Zidane lamented the lack of urgency from his side that had zero shots on target other than Bale's disallowed goal and another disallowed for offside in the second half.
"It was a weird sensation," he said, speaking through a translator. "We hardly ever got into the match."
Zidane refrained from singling out any player, saying "it's everybody's fault when we lose."
But James Rodriguez, back from Bayern Munich, was particularly ineffective. And Eden Hazard, bought from Chelsea, looked ring-rusty as he makes his way back from injury. A trademark dribble in the PSG area in the second half ended with Hazard tripping over himself and landing on his backside.
Zidane replaced them both with 20 minutes to play.
PSG coach Thomas Tuchel, on the other hand, had no problem singling out Gueye for praise. He clicked with Marco Verratti and the deeper-lying Marquinhos in the PSG midfield that purred as if they'd played together for years.
"He's a machine. He never stops, never stops running," Tuchel said. "Against a team like Madrid, that is super-important."
Tuchel suggested the absence of Neymar, Mbappe and PSG's record scorer Edinson Cavani, also recovering from injury, may have been a help rather than a hindrance.

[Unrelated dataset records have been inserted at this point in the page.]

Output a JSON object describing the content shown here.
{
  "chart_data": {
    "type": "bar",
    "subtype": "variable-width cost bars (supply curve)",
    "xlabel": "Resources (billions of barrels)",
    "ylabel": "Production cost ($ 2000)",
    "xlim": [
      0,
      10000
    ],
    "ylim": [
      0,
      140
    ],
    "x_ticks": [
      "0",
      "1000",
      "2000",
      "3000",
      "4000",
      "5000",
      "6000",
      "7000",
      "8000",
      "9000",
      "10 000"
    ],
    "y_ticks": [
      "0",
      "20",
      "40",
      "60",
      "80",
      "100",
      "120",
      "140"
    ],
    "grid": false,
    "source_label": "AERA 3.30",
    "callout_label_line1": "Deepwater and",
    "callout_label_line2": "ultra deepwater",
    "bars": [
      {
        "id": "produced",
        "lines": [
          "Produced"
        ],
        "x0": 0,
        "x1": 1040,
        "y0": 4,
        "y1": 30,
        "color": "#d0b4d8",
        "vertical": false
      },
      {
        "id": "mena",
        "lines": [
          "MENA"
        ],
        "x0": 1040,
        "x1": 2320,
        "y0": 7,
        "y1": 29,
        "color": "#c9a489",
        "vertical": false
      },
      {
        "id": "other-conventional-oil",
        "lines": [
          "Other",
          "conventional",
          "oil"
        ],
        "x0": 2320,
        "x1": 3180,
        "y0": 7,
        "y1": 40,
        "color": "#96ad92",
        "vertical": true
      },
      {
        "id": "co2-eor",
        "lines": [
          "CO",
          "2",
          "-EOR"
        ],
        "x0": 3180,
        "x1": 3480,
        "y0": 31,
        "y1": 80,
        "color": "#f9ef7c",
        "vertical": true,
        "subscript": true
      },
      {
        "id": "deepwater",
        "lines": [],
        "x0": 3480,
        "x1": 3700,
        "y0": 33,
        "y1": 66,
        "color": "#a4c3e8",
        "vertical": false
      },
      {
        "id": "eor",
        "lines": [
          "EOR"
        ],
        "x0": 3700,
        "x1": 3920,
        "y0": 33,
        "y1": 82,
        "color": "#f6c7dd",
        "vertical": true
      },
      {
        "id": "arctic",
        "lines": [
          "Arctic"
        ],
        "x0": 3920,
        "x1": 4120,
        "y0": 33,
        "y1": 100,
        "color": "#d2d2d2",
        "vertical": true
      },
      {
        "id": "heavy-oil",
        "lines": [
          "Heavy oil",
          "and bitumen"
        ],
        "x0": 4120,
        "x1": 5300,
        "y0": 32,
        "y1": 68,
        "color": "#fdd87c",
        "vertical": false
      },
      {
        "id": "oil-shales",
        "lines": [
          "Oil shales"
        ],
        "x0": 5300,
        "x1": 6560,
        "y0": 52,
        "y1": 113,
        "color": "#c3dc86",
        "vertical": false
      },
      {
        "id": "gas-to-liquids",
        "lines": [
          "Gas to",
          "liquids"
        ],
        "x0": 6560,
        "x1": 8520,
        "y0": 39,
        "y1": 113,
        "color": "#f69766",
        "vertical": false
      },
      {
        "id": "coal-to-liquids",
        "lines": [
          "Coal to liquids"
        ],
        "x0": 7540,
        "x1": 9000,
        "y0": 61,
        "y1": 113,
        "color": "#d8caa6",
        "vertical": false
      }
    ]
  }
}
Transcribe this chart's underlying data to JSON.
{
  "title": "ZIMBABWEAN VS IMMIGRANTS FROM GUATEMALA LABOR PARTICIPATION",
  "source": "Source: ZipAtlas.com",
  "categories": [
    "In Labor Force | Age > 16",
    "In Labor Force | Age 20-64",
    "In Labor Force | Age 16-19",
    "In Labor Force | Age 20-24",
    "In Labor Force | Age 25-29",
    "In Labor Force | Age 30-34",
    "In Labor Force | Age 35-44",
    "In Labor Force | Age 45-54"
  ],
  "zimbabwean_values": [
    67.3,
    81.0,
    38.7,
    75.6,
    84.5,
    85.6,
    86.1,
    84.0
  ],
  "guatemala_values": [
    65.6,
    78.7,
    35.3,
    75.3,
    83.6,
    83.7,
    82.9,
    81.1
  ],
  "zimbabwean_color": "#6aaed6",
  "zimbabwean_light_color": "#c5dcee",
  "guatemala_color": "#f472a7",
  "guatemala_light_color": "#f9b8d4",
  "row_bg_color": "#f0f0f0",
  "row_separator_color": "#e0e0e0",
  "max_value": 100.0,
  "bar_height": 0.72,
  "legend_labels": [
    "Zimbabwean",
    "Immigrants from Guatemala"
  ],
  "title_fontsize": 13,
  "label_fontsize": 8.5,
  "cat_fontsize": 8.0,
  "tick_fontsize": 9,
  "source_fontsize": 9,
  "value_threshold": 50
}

Without them, outside observers figured PSG was unlikely to win, and that eased pressure on Tuchel's other players, the coach said.
When Neymar has served out the rest of his two-match ban, and Mbappe and Cavani are fit again, expectations will quickly rise in the wake of this humbling of Madrid that showed the strength in depth of PSG's expensively assembled team.
But PSG knows from bitter experience how hard the road will become in the Champions League, having failed to get beyond the quarterfinals since the club's wealthy Qatari owners took over in 2011.
Tuchel was eager to tamp down any buzz.
"If someone asks me if we are going to win the Champions League, I'm leaving," he said.